Dalam kurun waktu lima tahun terakhir ini, penetapan kenaikan target penerimaan pajak selalu di atas
20%. Puncaknya pada tahun 2015 ketika target pajak naik hingga mencapai 30%, di tengah kondisi tidak
tercapainya target pajak pada tahun sebelumnya. Dan yang lebih menyedihkan capaian penerimaan
pajak merupakan indikator utama menilai kinerja Ditjen Pajak yang berimbas pada pemberian tunjangan
kinerja setiap tahun, bahkan pertumbuhan penerimaan yang selalu positif sekalipun hanya menjadi
pelengkap data semata.

Selama ini, penetapan target pajak dalam APBN selalu menggunakan asumsi makro. Indikator ekonomi
makro seperti tingkat pertumbuhan ekonomi dan inflasi memegang peranan penting dalam
menghasilkan formula penetapan target pajak. Seharusnya, target pajak dihitung dari pendekatan mikro
seperti jumlah wajib pajak terdaftar, jumlah pembayar pajak, dan kepatuhan wajib pajak. Formula ini
akan menghasilkan basis pemajakan yang sifatnya rutin. Kemudian, ditambahkan potensi pajak yang
akan menjadi basis tambahan pajak baru, seperti sektor potensial dan pencairan piutang pajak.
Gabungan antara basis pemajakan rutin tahun sebelumnya dan potensi pajak akan menjadi target pajak
yang lebih tepat.

Baru pada tahun 2017, Menteri Keuangan Sri Mulyani mengambil kebijakan tegas, dengan tidak
menaikkan target pajak sebagiamana tahun-tahun sebelumnya. Asumsinya bahwa postur APBN harus
kredibel dan itu dimulai dengan penetapan target yang mendekati kondisi yang sebenarnya. Baru ketika
basis pajak dibenahi tahun 2017, maka tahun-tahun berikutnya pajak akan bergerak lebih agresif dan
terukur.
Dalam penggunaan APBN pemerintah menutup tahun 2016 dengan kondisi defisit anggaran yang relatif
aman, 2,46% atau di bawah angka 3% yang dapat berakibat politik.

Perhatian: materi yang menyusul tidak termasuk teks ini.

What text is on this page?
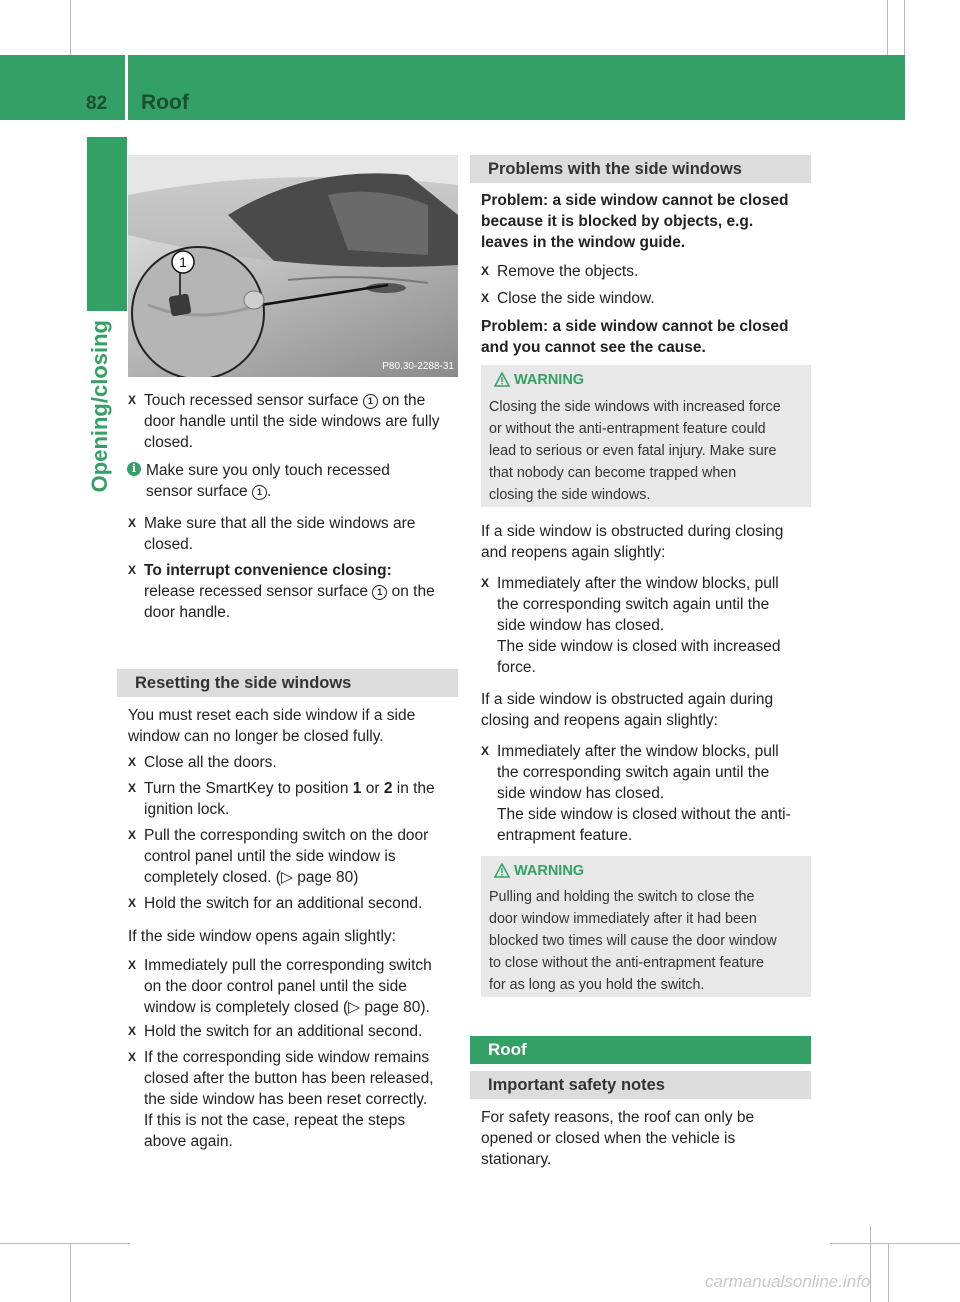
82 Roof
Opening/closing
1
P80.30-2288-31
X Touch recessed sensor surface 1 on the
door handle until the side windows are fully
closed.
i Make sure you only touch recessed
sensor surface 1 .
X Make sure that all the side windows are
closed.
X To interrupt convenience closing:
release recessed sensor surface 1 on the
door handle.
Resetting the side windows
You must reset each side window if a side
window can no longer be closed fully.
X Close all the doors.
X Turn the SmartKey to position 1 or 2 in the
ignition lock.
X Pull the corresponding switch on the door
control panel until the side window is
completely closed. (▷ page 80)
X Hold the switch for an additional second.
If the side window opens again slightly:
X Immediately pull the corresponding switch
on the door control panel until the side
window is completely closed (▷ page 80).
X Hold the switch for an additional second.
X If the corresponding side window remains
closed after the button has been released,
the side window has been reset correctly.
If this is not the case, repeat the steps
above again.
Problems with the side windows
Problem: a side window cannot be closed
because it is blocked by objects, e.g.
leaves in the window guide.
X Remove the objects.
X Close the side window.
Problem: a side window cannot be closed
and you cannot see the cause.
WARNING
Closing the side windows with increased force
or without the anti-entrapment feature could
lead to serious or even fatal injury. Make sure
that nobody can become trapped when
closing the side windows.
If a side window is obstructed during closing
and reopens again slightly:
X Immediately after the window blocks, pull
the corresponding switch again until the
side window has closed.
The side window is closed with increased
force.
If a side window is obstructed again during
closing and reopens again slightly:
X Immediately after the window blocks, pull
the corresponding switch again until the
side window has closed.
The side window is closed without the anti-
entrapment feature.
WARNING
Pulling and holding the switch to close the
door window immediately after it had been
blocked two times will cause the door window
to close without the anti-entrapment feature
for as long as you hold the switch.
Roof
Important safety notes
For safety reasons, the roof can only be
opened or closed when the vehicle is
stationary.
carmanualsonline.info
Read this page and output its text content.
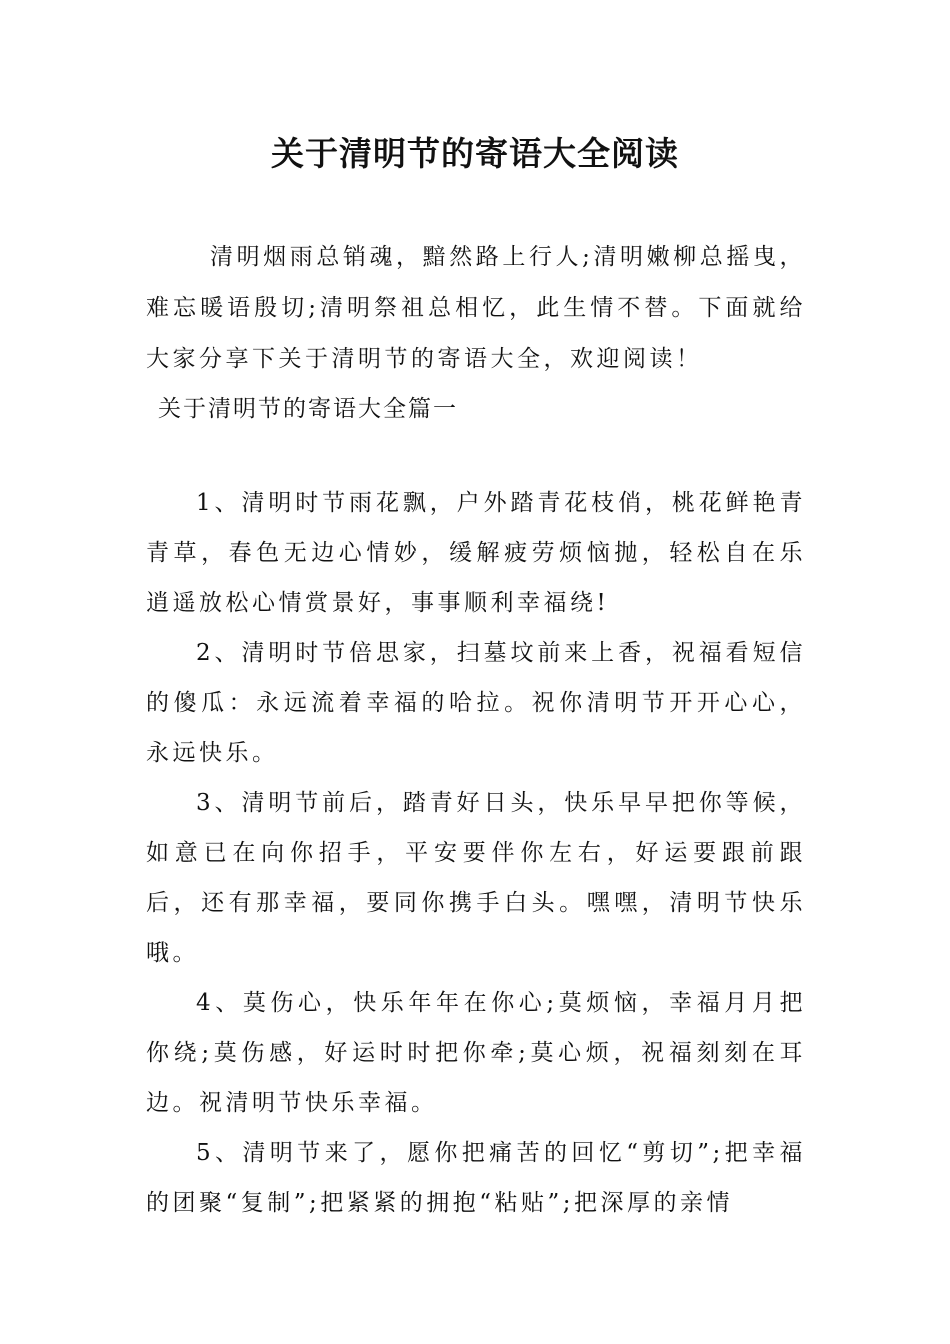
关于清明节的寄语大全阅读

清明烟雨总销魂，黯然路上行人;清明嫩柳总摇曳，难忘暖语殷切;清明祭祖总相忆，此生情不替。下面就给大家分享下关于清明节的寄语大全，欢迎阅读！

关于清明节的寄语大全篇一

1、清明时节雨花飘，户外踏青花枝俏，桃花鲜艳青青草，春色无边心情妙，缓解疲劳烦恼抛，轻松自在乐逍遥放松心情赏景好，事事顺利幸福绕!

2、清明时节倍思家，扫墓坟前来上香，祝福看短信的傻瓜：永远流着幸福的哈拉。祝你清明节开开心心，永远快乐。

3、清明节前后，踏青好日头，快乐早早把你等候，如意已在向你招手，平安要伴你左右，好运要跟前跟后，还有那幸福，要同你携手白头。嘿嘿，清明节快乐哦。

4、莫伤心，快乐年年在你心;莫烦恼，幸福月月把你绕;莫伤感，好运时时把你牵;莫心烦，祝福刻刻在耳边。祝清明节快乐幸福。

5、清明节来了，愿你把痛苦的回忆“剪切”;把幸福的团聚“复制”;把紧紧的拥抱“粘贴”;把深厚的亲情
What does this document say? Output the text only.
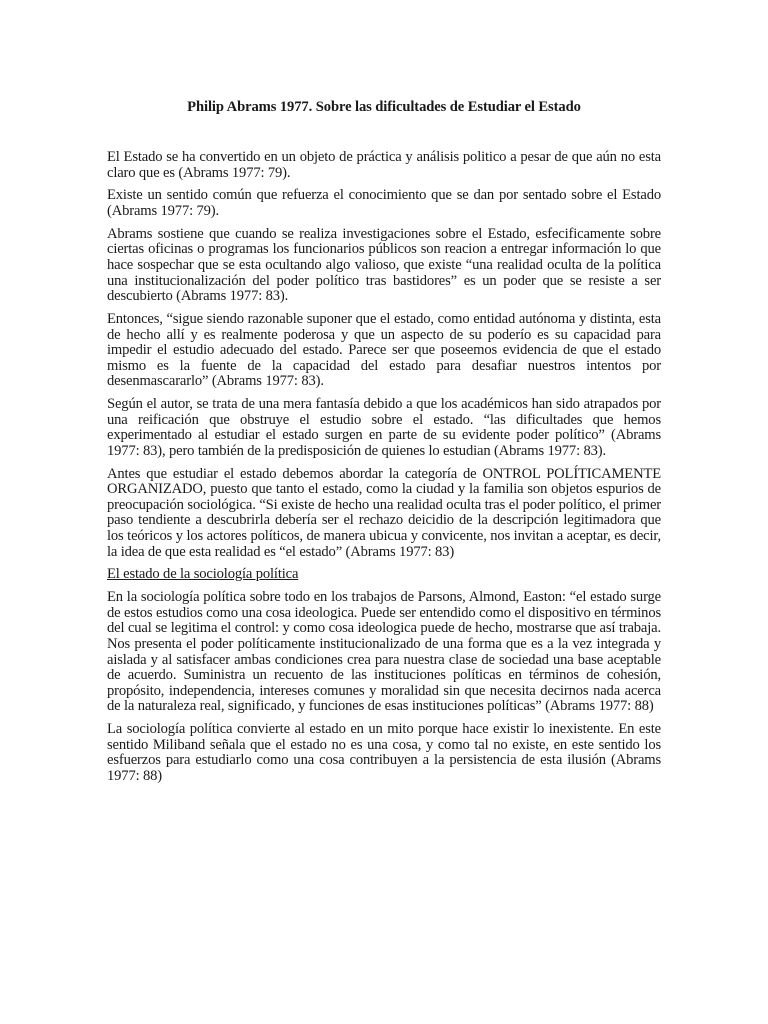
Philip Abrams 1977. Sobre las dificultades de Estudiar el Estado

El Estado se ha convertido en un objeto de práctica y análisis politico a pesar de que aún no esta claro que es (Abrams 1977: 79).

Existe un sentido común que refuerza el conocimiento que se dan por sentado sobre el Estado (Abrams 1977: 79).

Abrams sostiene que cuando se realiza investigaciones sobre el Estado, esfecificamente sobre ciertas oficinas o programas los funcionarios públicos son reacion a entregar información lo que hace sospechar que se esta ocultando algo valioso, que existe “una realidad oculta de la política una institucionalización del poder político tras bastidores” es un poder que se resiste a ser descubierto (Abrams 1977: 83).

Entonces, “sigue siendo razonable suponer que el estado, como entidad autónoma y distinta, esta de hecho allí y es realmente poderosa y que un aspecto de su poderío es su capacidad para impedir el estudio adecuado del estado. Parece ser que poseemos evidencia de que el estado mismo es la fuente de la capacidad del estado para desafiar nuestros intentos por desenmascararlo” (Abrams 1977: 83).

Según el autor, se trata de una mera fantasía debido a que los académicos han sido atrapados por una reificación que obstruye el estudio sobre el estado. “las dificultades que hemos experimentado al estudiar el estado surgen en parte de su evidente poder político” (Abrams 1977: 83), pero también de la predisposición de quienes lo estudian (Abrams 1977: 83).

Antes que estudiar el estado debemos abordar la categoría de ONTROL POLÍTICAMENTE ORGANIZADO, puesto que tanto el estado, como la ciudad y la familia son objetos espurios de preocupación sociológica. “Si existe de hecho una realidad oculta tras el poder político, el primer paso tendiente a descubrirla debería ser el rechazo deicidio de la descripción legitimadora que los teóricos y los actores políticos, de manera ubicua y convicente, nos invitan a aceptar, es decir, la idea de que esta realidad es “el estado” (Abrams 1977: 83)

El estado de la sociología política

En la sociología política sobre todo en los trabajos de Parsons, Almond, Easton: “el estado surge de estos estudios como una cosa ideologica. Puede ser entendido como el dispositivo en términos del cual se legitima el control: y como cosa ideologica puede de hecho, mostrarse que así trabaja. Nos presenta el poder políticamente institucionalizado de una forma que es a la vez integrada y aislada y al satisfacer ambas condiciones crea para nuestra clase de sociedad una base aceptable de acuerdo. Suministra un recuento de las instituciones políticas en términos de cohesión, propósito, independencia, intereses comunes y moralidad sin que necesita decirnos nada acerca de la naturaleza real, significado, y funciones de esas instituciones políticas” (Abrams 1977: 88)

La sociología política convierte al estado en un mito porque hace existir lo inexistente. En este sentido Miliband señala que el estado no es una cosa, y como tal no existe, en este sentido los esfuerzos para estudiarlo como una cosa contribuyen a la persistencia de esta ilusión (Abrams 1977: 88)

Capaian realisasi pajak sendiri turut
memengaruhi kondisi tersebut. Penerimaan pajak yang mencapai Rp 1.105,2 triliun atau 81,56% dari
target APBN-P 2016. Capaian tersebut sedikit mengalami pertumbuhan dibanding realisasi penerimaan
pajak tahun 2015.

Potensi penerimaan pajak pada tahun 2017 sendiri diprediksi akan lebih baik dari tahun 2016 dengan
menggali potensi pajak yang semakin tinggi , di samping itu peluang sekaligus tantangan untuk meraih
penerimaan pajak ceruknya masih sangat besar. Hal ini dilihat dari anomali struktur dan komposisi
penerimaan pajak yang masih didominasi oleh segelintir wajib pajak badan besar saja. Dengan demikian
maka peluang melakukan ektra effort baru terbuka sangat lebar untuk memperbesar capaian
penerimaan pajak. Perilaku kepatuhan membayar pajak sangat ditentukan oleh seberapa ketat
pengawasan yang dilakukan oleh otoritas pajak. Semakin luas, efektif, dan tegas ruang lingkup
pengawasan, maka muncul kecenderungan wajib pajak akan semakin patuh dalam membayar pajak.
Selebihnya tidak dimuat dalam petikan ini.